PAULSON: But — but what I — what I do — so you asked where I came away with that — with that view.
BURTON: Yes.
PAULSON: And I participated in a number of meetings and calls where Chairman Bernanke participated. There were lawyers from the Fed, staff members from the Fed, people from Treasury. And I came away from that — those calls — with that understanding.
BURTON: Well, who’s — wait a minute. Wait. You came away from that, from those phone calls…
PAULSON: Let me just — let me just…
BURTON: Well, no, listen. Just a second. If you came away from that — from those phone calls — somebody must have said, “Hey, we can’t let them do this.”
PAULSON: Well, I just…
BURTON: And I would suggest that it might have been Mr. Bernanke.
PAULSON: Well, what — what I would say to you — I do not know whether someone in those conversations or calls expressly said it or if my understanding came from just the tone and the forcefulness.
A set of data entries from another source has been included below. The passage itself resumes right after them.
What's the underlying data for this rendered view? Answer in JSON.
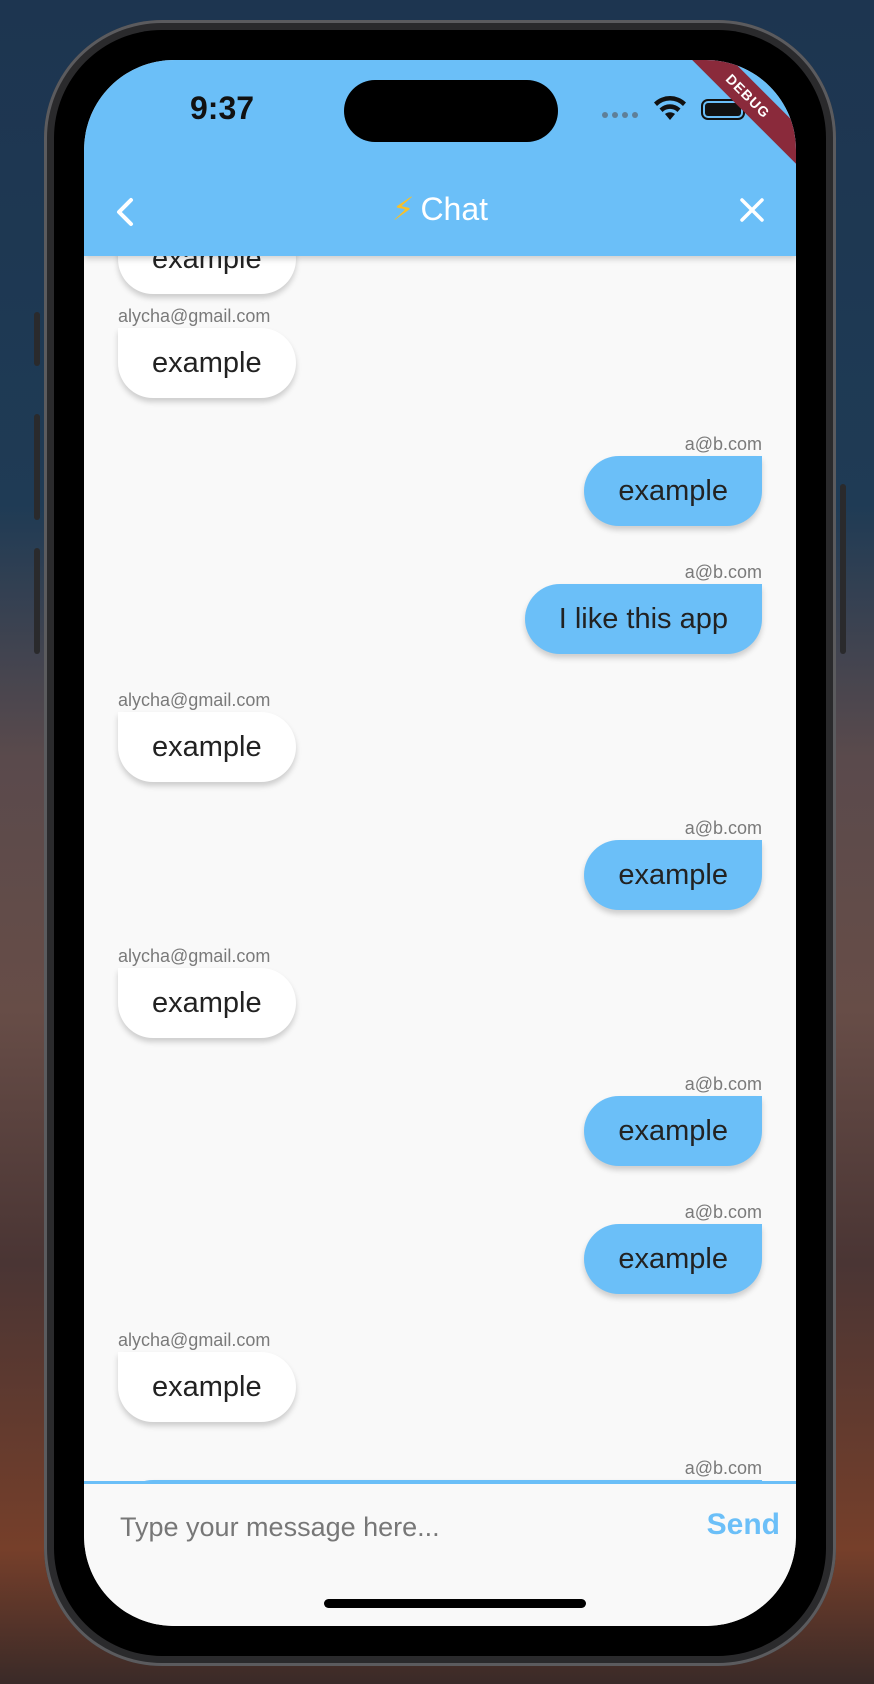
{
  "status_bar": {
    "time": "9:37",
    "debug_banner": "DEBUG"
  },
  "app_bar": {
    "title": "Chat",
    "title_icon": "lightning-bolt-icon"
  },
  "messages": [
    {
      "side": "left",
      "sender": "",
      "text": "example",
      "partial": true
    },
    {
      "side": "left",
      "sender": "alycha@gmail.com",
      "text": "example"
    },
    {
      "side": "right",
      "sender": "a@b.com",
      "text": "example"
    },
    {
      "side": "right",
      "sender": "a@b.com",
      "text": "I like this app"
    },
    {
      "side": "left",
      "sender": "alycha@gmail.com",
      "text": "example"
    },
    {
      "side": "right",
      "sender": "a@b.com",
      "text": "example"
    },
    {
      "side": "left",
      "sender": "alycha@gmail.com",
      "text": "example"
    },
    {
      "side": "right",
      "sender": "a@b.com",
      "text": "example"
    },
    {
      "side": "right",
      "sender": "a@b.com",
      "text": "example"
    },
    {
      "side": "left",
      "sender": "alycha@gmail.com",
      "text": "example"
    },
    {
      "side": "right",
      "sender": "a@b.com",
      "text": "",
      "partial": true
    }
  ],
  "composer": {
    "placeholder": "Type your message here...",
    "send_label": "Send"
  },
  "colors": {
    "accent": "#6bbff8",
    "bubble_other": "#ffffff",
    "background": "#f9f9f9"
  }
}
BURTON: You know, you’re a very smart man. I don’t think anybody’s buying what you’re saying right now. I mean, you — you guys were on a phone call. There was a number of conversations and e- mails, and you’re saying that you didn’t get any — any suggestion from Mr. Bernanke that — that he wanted you to let them know they were going to be fired, if they didn’t do what you said.
PAULSON: I — I said I clearly came away with the understanding that this committee has, which was substantiated by the e-mails that have been released and some of the other things, that that was the view of the Fed. But I — I also don’t remember Ben Bernanke ever — ever talking about that possibility with me.
BURTON: It’s interesting that both you and Mr. Bernanke can’t remember.